Page:La Nature, 1873.djvu/23

Cette page a été validée par deux contributeurs.
15
LA NATURE.

CHRONIQUE


Isthme de Panama. — La question du percement de l’isthme de Panama est reconnue de plus en plus insoluble, à cause des difficultés énormes que présentent les terrassements. En présence de cette situation insurmontable, un ingénieur, M. A. Sébillot, a proposé de faire franchir aux navires les pentes du terrain au moyen de bassins mobiles remplis d’eau dans lesquels on les ferait entrer, puis, tout en y restant à flot, le bassin ou dock, monté sur six rails, serait hâlé par un certain nombre de locomotives sur des pentes pas plus forte que celles que l’on rencontre dans la pratique de la construction des chemins de fer. Ce projet, basé sur des systèmes analogues établis aux États-Unis, assurerait une grande économie et plus de rapidité d’exécution.

Service météorologique aux États-Unis d’Amérique. — Le ministère de la guerre a organisé aux États-Unis un service météorologique pratique, analogue à ceux qui ont fonctionné pendant quelque temps en France et en Angleterre. Le ministère, ayant tous les jours le télégraphe à sa disposition pendant un temps déterminé, a profité de l’excédant accordé aux ordres à transmettre pour communiquer tous les jours des télégrammes de l’état atmosphérique à 74 stations, réparties sur les divers points des États-Unis.

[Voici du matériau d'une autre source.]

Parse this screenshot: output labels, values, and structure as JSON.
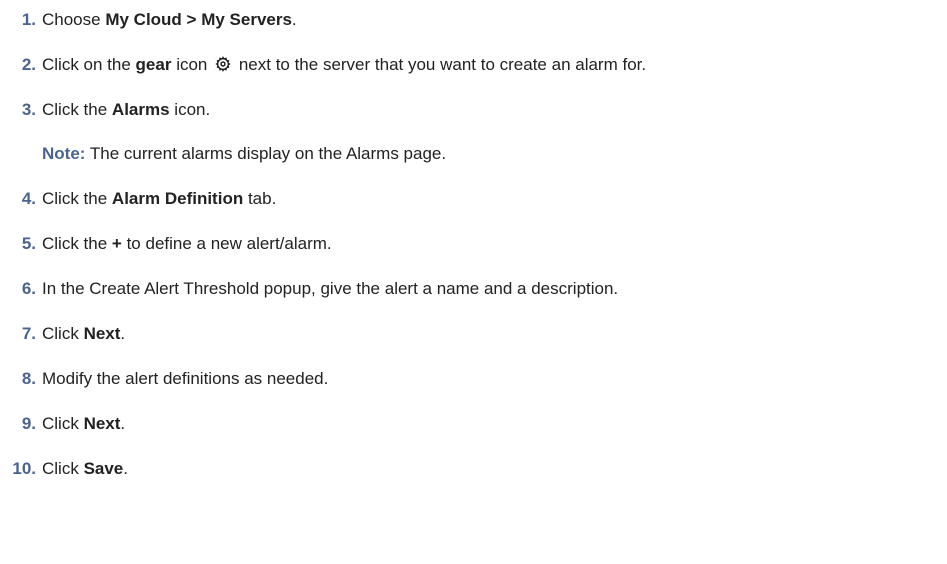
{
  "steps": [
    {
      "num": "1.",
      "pre": "Choose ",
      "bold": "My Cloud > My Servers",
      "post": "."
    },
    {
      "num": "2.",
      "pre": "Click on the ",
      "bold": "gear",
      "mid": " icon ",
      "icon": "gear-icon",
      "post": " next to the server that you want to create an alarm for."
    },
    {
      "num": "3.",
      "pre": "Click the ",
      "bold": "Alarms",
      "post": " icon."
    },
    {
      "num": "4.",
      "pre": "Click the ",
      "bold": "Alarm Definition",
      "post": " tab."
    },
    {
      "num": "5.",
      "pre": "Click the ",
      "bold": "+",
      "post": " to define a new alert/alarm."
    },
    {
      "num": "6.",
      "text": "In the Create Alert Threshold popup, give the alert a name and a description."
    },
    {
      "num": "7.",
      "pre": "Click ",
      "bold": "Next",
      "post": "."
    },
    {
      "num": "8.",
      "text": "Modify the alert definitions as needed."
    },
    {
      "num": "9.",
      "pre": "Click ",
      "bold": "Next",
      "post": "."
    },
    {
      "num": "10.",
      "pre": "Click ",
      "bold": "Save",
      "post": "."
    }
  ],
  "note": {
    "label": "Note:",
    "text": " The current alarms display on the Alarms page."
  },
  "colors": {
    "accent": "#4a6391",
    "text": "#222222"
  }
}
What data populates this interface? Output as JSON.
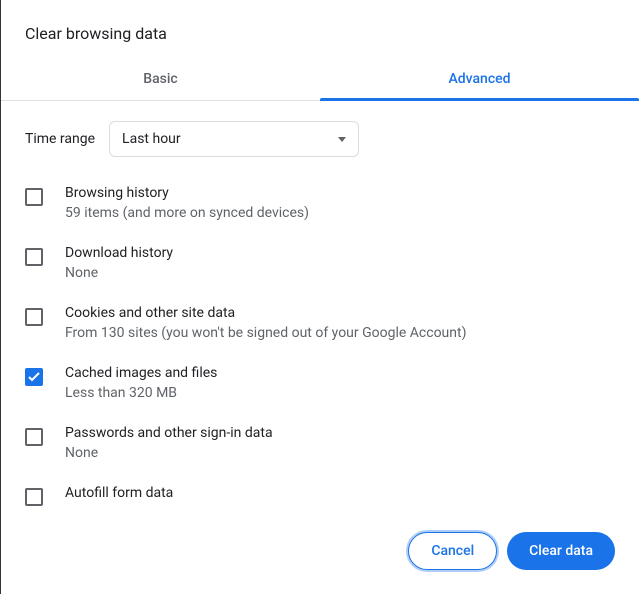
{
  "dialog": {
    "title": "Clear browsing data"
  },
  "tabs": {
    "basic": "Basic",
    "advanced": "Advanced"
  },
  "timeRange": {
    "label": "Time range",
    "value": "Last hour"
  },
  "options": [
    {
      "title": "Browsing history",
      "sub": "59 items (and more on synced devices)",
      "checked": false
    },
    {
      "title": "Download history",
      "sub": "None",
      "checked": false
    },
    {
      "title": "Cookies and other site data",
      "sub": "From 130 sites (you won't be signed out of your Google Account)",
      "checked": false
    },
    {
      "title": "Cached images and files",
      "sub": "Less than 320 MB",
      "checked": true
    },
    {
      "title": "Passwords and other sign-in data",
      "sub": "None",
      "checked": false
    },
    {
      "title": "Autofill form data",
      "sub": "",
      "checked": false
    }
  ],
  "footer": {
    "cancel": "Cancel",
    "confirm": "Clear data"
  }
}
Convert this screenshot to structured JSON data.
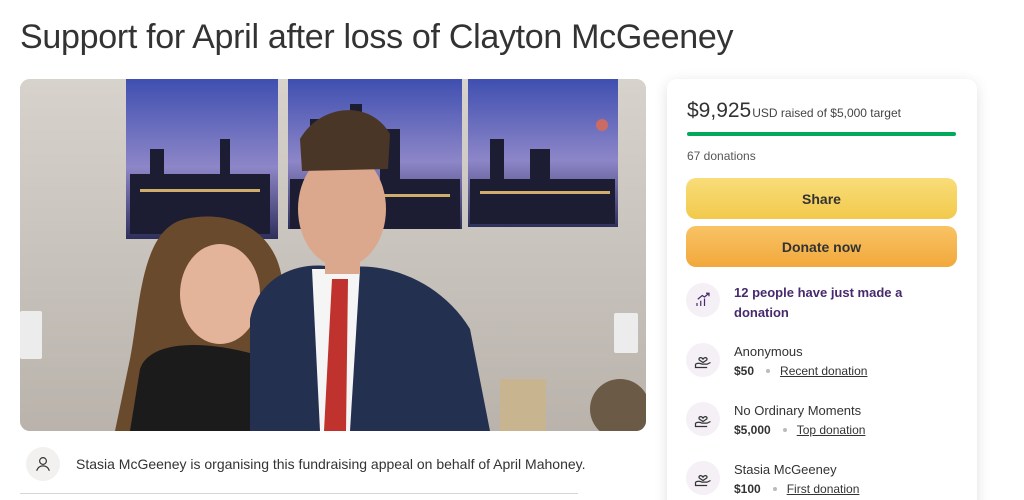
{
  "page": {
    "title": "Support for April after loss of Clayton McGeeney"
  },
  "organiser": {
    "icon": "person-icon",
    "text": "Stasia McGeeney is organising this fundraising appeal on behalf of April Mahoney."
  },
  "donation_card": {
    "amount_raised": "$9,925",
    "raised_label": "USD raised of $5,000 target",
    "progress_fraction": 1.0,
    "progress_color": "#02a95c",
    "donation_count": "67 donations",
    "share_label": "Share",
    "donate_label": "Donate now",
    "trend": {
      "icon": "trend-chart-icon",
      "text": "12 people have just made a donation"
    },
    "donations": [
      {
        "icon": "heart-hand-icon",
        "name": "Anonymous",
        "amount": "$50",
        "tag": "Recent donation"
      },
      {
        "icon": "heart-hand-icon",
        "name": "No Ordinary Moments",
        "amount": "$5,000",
        "tag": "Top donation"
      },
      {
        "icon": "heart-hand-icon",
        "name": "Stasia McGeeney",
        "amount": "$100",
        "tag": "First donation"
      }
    ]
  }
}
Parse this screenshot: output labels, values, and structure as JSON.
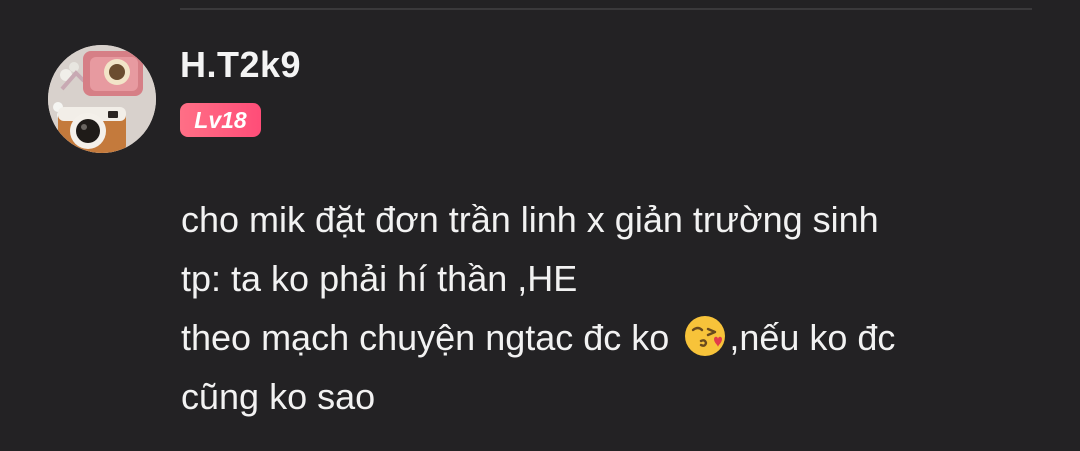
{
  "comment": {
    "username": "H.T2k9",
    "level_badge": "Lv18",
    "avatar_icon": "crochet-camera-avatar",
    "body": {
      "line1": "cho mik đặt đơn trần linh x giản trường sinh",
      "line2": "tp: ta ko phải hí thần ,HE",
      "line3_before_emoji": "theo mạch chuyện ngtac đc ko ",
      "emoji": "face-blowing-a-kiss-icon",
      "line3_after_emoji": ",nếu ko đc",
      "line4": "cũng ko sao"
    }
  },
  "colors": {
    "background": "#232224",
    "badge": "#ff5a7a",
    "text": "#f2f2f2"
  }
}
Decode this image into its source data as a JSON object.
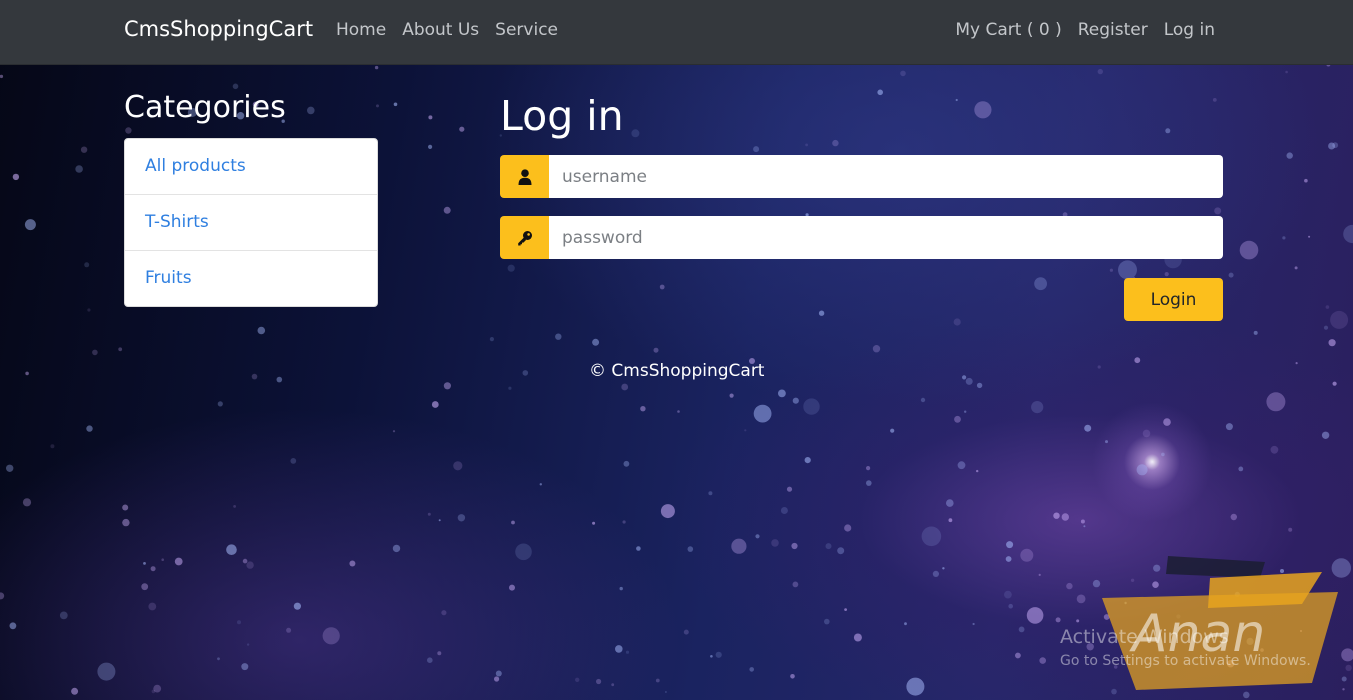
{
  "navbar": {
    "brand": "CmsShoppingCart",
    "left_links": [
      "Home",
      "About Us",
      "Service"
    ],
    "right_links": [
      "My Cart ( 0 )",
      "Register",
      "Log in"
    ]
  },
  "categories": {
    "title": "Categories",
    "items": [
      "All products",
      "T-Shirts",
      "Fruits"
    ]
  },
  "login": {
    "title": "Log in",
    "username_placeholder": "username",
    "username_value": "",
    "password_placeholder": "password",
    "password_value": "",
    "button_label": "Login"
  },
  "footer": {
    "text": "© CmsShoppingCart"
  },
  "overlay": {
    "watermark": "Anan",
    "activate_title": "Activate Windows",
    "activate_subtitle": "Go to Settings to activate Windows."
  },
  "icons": {
    "username": "user-icon",
    "password": "key-icon"
  },
  "colors": {
    "navbar_bg": "#34383d",
    "accent_yellow": "#fcbf1c",
    "link_blue": "#2f7fe0"
  }
}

L’administration centrale compulse tous les matins les indications reçues, sur une carte-type et fournit des prévisions en conséquence. Elles comprennent : les courbes isobares, l’état du ciel figuré par des signes conventionnels, une notice sur la situation météorologique d’ensemble et les probabilités qui en sont la conséquence et les observations thermométriques.

Le kauri. — Les essences des forêts vierges de la Nouvelle-Zélande sont multipliées à l’infini et les colons anglais savent déjà bien en tirer parti pour la charpente et l’ébénisterie ; mais ce que l’on recherche avec une égale assiduité, c’est la gomme de kauri, sorte de produit végétal enfoui dans la terre. On suppose qu’à une époque reculée, de grandes étendues de bois ont été brûlées et que la gomme, qui est une sécrétion naturelle suintant entre l’écorce et le bois, s’est écoulée jusqu’aux premières racines où elle vient former un amas. La terre qui recouvre le dépôt aurait suffi pour le protéger de l’action du feu. Il existe encore cinq à six millions d’arbres qui produisent le kauri à la Nouvelle-Zélande.

Le jardin de Kew. — Un jardin botanique gagne beaucoup en intérêt lorsqu’il est accompagné de collections technologiques qui mettent en évidence tous les usages des végétaux. Cette union de la théorie avec la pratique est parfaitement réalisée au jardin de Kew, près de Londres. On a eu l’idée de transporter à Londres même les collections de ce riche muséum, mais l’opinion publique, si puissante en Angleterre, a protesté par des adresses couvertes de signatures, et rien ne sera modifié dans les installations de ce remarquable établissement.

Le puits glacé de Vermont. — Il existe à un mille de Brandon (Vermont), un puits qui a 15 mètres de profondeur, dont l’eau reste gelée pendant toute l’année. Le propriétaire commença à le creuser en 1859 ; après avoir traversé une couche d’argile, il arriva sur le gravier, où l’eau était abondante. Quand l’hiver vint, la glace se forma graduellement chaque nuit, suffisamment pour remplir le fond. Le puits fut abandonné ; ensuite, des spéculateurs croyant pouvoir tirer parti de cette anomalie, creusèrent dans les environs d’autres puits, pour rencontrer une couche de glace, mais ce ne fut qu’à la cinquième tentative qu’on obtint satisfaction. Les géologues émettent, entre autres commentaires, l’opinion que d’anciennes moraines de glaciers existeraient encore sous les couches d’argile, qui les auraient suffisamment protégées de la radiation solaire. On doit continuer les investigations.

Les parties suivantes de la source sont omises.